The Inward-Looking Siri 

On this week’s episode of Ctrl-Walt-Delete, Walt Mossberg and Nilay Patel spoke about Siri and how Apple views the service and what it can do.

You should go listen to the episode, but in it, Mossberg shares that Apple is focused on improving the parts of Siri that people use most, like making phone calls and setting timers. This comes at the expense of expanding Siri’s knowledge about other things, including common, everyday questions:

In recent weeks, on multiple Apple devices, Siri has been unable to tell me the names of the major party candidates for president and vice president of the United States. Or when they were debating. Or when the Emmy awards show was due to be on. Or the date of the World Series. When I asked it “What is the weather on Crete?” it gave me the weather for Crete, Illinois, a small village which — while I’m sure it’s great — isn’t what most people mean when they ask for the weather on Crete, the famous Greek island.

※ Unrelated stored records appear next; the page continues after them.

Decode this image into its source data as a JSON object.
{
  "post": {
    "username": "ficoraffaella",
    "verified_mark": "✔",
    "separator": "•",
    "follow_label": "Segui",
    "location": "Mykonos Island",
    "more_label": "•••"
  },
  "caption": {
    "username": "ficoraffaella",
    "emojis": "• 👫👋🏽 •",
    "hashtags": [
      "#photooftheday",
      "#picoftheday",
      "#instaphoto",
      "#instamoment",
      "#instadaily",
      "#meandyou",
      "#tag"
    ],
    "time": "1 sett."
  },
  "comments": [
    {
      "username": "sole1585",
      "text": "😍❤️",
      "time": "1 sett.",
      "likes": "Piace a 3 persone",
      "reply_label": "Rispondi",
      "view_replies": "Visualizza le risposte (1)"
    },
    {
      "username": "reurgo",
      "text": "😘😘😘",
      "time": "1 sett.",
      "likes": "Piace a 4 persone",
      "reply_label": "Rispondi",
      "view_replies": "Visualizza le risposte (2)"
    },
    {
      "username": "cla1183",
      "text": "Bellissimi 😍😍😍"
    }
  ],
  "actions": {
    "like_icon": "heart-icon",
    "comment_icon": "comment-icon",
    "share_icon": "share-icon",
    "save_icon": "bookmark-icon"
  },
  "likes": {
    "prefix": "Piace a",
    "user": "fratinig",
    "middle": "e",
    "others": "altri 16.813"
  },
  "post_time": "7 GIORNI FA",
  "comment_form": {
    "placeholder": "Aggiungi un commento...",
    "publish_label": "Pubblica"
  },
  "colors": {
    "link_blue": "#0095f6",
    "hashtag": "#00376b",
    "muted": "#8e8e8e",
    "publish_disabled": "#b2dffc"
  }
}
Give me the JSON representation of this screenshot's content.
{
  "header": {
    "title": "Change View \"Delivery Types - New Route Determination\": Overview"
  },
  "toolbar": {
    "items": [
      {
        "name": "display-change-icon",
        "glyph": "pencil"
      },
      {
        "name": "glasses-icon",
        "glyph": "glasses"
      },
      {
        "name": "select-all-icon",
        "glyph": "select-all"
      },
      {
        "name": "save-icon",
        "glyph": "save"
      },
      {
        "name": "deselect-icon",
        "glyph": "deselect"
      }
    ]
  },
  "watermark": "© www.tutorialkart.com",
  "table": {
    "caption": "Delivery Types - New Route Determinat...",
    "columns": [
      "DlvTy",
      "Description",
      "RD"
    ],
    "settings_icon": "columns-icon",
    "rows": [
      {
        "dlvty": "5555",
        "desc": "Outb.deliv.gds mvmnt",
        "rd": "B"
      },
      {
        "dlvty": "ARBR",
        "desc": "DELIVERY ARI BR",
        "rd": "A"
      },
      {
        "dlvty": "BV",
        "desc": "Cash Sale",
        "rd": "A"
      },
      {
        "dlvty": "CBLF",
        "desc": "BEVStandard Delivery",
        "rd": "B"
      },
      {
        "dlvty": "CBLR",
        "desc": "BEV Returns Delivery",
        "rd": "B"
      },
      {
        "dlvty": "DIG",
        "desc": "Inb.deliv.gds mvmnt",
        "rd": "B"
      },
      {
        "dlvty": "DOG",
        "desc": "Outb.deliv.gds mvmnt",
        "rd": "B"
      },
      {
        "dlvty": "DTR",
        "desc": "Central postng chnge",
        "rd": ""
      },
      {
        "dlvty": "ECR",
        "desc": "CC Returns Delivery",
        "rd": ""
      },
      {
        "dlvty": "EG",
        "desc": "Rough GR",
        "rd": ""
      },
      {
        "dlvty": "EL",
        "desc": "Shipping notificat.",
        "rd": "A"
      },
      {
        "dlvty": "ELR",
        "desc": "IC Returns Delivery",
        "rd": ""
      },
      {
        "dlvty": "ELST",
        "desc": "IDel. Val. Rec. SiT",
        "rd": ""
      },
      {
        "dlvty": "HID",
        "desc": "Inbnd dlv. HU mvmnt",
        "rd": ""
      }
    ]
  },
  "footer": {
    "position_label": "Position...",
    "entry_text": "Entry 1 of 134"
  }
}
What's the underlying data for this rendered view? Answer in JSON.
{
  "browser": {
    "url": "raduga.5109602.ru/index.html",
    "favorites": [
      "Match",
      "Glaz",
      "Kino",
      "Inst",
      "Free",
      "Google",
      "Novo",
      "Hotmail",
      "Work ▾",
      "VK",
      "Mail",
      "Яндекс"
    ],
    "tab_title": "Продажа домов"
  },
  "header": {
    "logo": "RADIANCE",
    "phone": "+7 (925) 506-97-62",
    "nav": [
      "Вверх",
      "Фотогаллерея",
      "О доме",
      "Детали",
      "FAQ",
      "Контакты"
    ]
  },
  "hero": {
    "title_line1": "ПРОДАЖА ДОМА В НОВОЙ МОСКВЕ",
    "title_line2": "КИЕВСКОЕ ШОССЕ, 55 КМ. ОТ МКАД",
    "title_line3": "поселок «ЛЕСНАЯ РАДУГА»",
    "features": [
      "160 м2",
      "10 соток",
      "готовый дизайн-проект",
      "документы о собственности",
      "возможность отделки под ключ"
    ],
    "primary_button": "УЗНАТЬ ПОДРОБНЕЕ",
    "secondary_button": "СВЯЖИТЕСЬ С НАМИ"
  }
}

I understand Apple wanting to make sure that Siri’s core functionality of controlling your iOS device keeps getting better. That stuff should be bulletproof, but we’re five years into Siri’s life. The company should be moving past these features and making Siri smarter about the world around us.

There are some fundamental differences between Apple and Google when it comes to privacy, and I believe those differences will allow Google to continue to lead in the area of digital assistants infused with artificial intelligence. However, consumer privacy has nothing to do with some of the simple tasks Siri still fails at doing.

Siri falls back to a Bing search results page way too often. I expect my virtual assistant to be able to parse information from the Internet and read it back to me as I drive or am in the kitchen with my hands dirty. Reading a bunch of search results completely defeats the purpose of using Siri to begin with.

I would like to think that some part of the Siri team is dedicated to making sure the service knows enough about current events to answer basic questions about them. It sure seems like Apple’s focus on making Siri good at inward-facing features on iOS and macOS have come with a cost: that when it comes to interacting with real-world information, Siri is behind.

As these services get smarter and more powerful, the more I fear Apple’s getting left behind. Privacy issues aside, I think there’s more the company can and should be doing here. If Apple really is focused on making the most commonly-used Siri tasks better, they are creating a spiral of sorts.

If Siri continues to get better at placing phone calls, but not at searching basic information, people will just stop trying to use it for anything but placing phone calls. Siri, its uses, and where Apple improves it will just be one infinite loop of development instead of seeing substantial expansion.

Siri should feel like a living, growing platform and it just doesn’t. Even SiriKit, which allows developers to build plugins for the service, doesn’t get Apple far enough down the road. This is a platform vendor problem, and not one a handful of apps can solve.